Primero me reafirmé en el nuevo hombre que era, conseguí alimentarme de la nada, cuando superé las primeras diarreas equilibré cuerpo y espíritu. Transcurridos estos meses de iniciación, decidí culminar mi obra.
Con temor a haberme equivocado dispuse de partes de mi cuerpo al principio, sin mostrarme por completo, interponiéndome ante el pequeño haz de luz. Las sombras que proyectaba eran sutiles abstracciones. Disfrutaba imaginándome un origen que, aunque yo había creado, no conocía visualmente salvo por algunas parcelas del mismo. Poco a poco fui aumentando la presencia hasta encontrarme entero. Vagamente, creía ver desde pensamientos obscenos, nubes de humo, olas de mar o hasta huellas de carromatos que se perdían en un infinito figurado. Sombras que vibraban al menor movimiento, oscuras hasta la negritud o traslúcidas como las gotas de lluvia cayendo desde el cielo, exquisitas combinaciones que tardé varios años en observar y recrearme en ellas. Todo en mí me resultaba fascinante.

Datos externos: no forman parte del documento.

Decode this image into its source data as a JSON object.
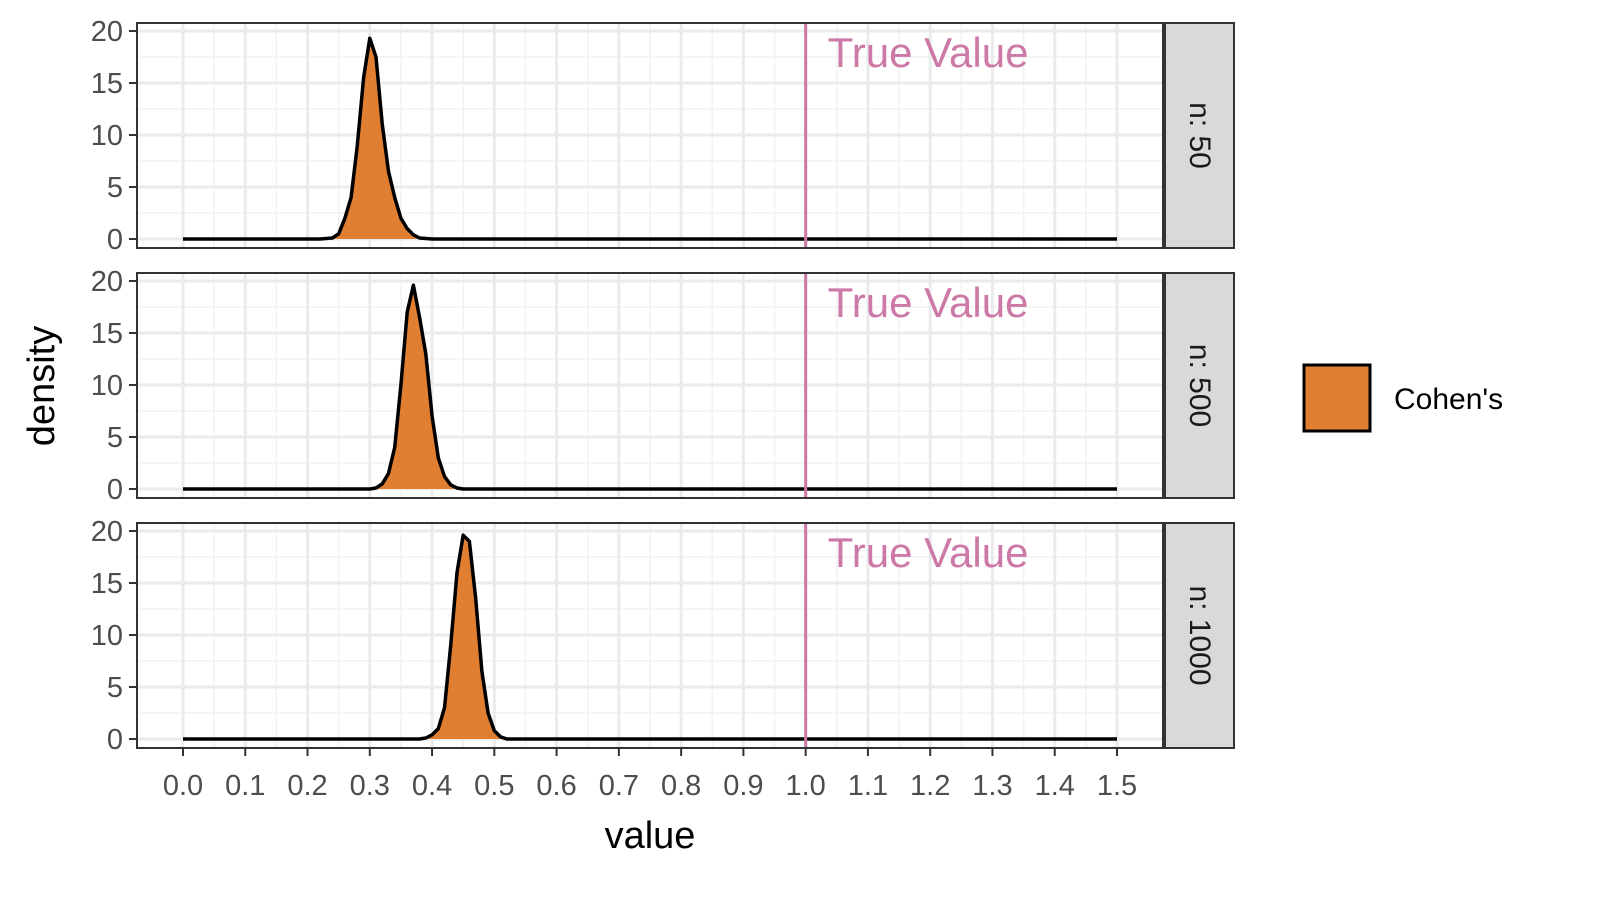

Yo ya no pertenecía al cuerpo con el que nací, que después vivió en la oscuridad, salió a la puta luz y volvió a las tinieblas para quedarse. Ahora pertenecía a la vida. Así que no me hables de realidad.
Las sombras vivimos eternamente. En este limbo de pulcritud he contemplado grandes y elegantísimas sombras, en todo momento las brumas vacilantes reconfortaron mi experimentación y me brindaron formas confusas y desconocidas, elevando la realidad hasta lo sublime.
Un día mi pensamiento lo contó por su pluma un escritor americano llamado Auster: Sólo la oscuridad tiene la fuerza necesaria para hacer que un hombre le abra su corazón al mundo.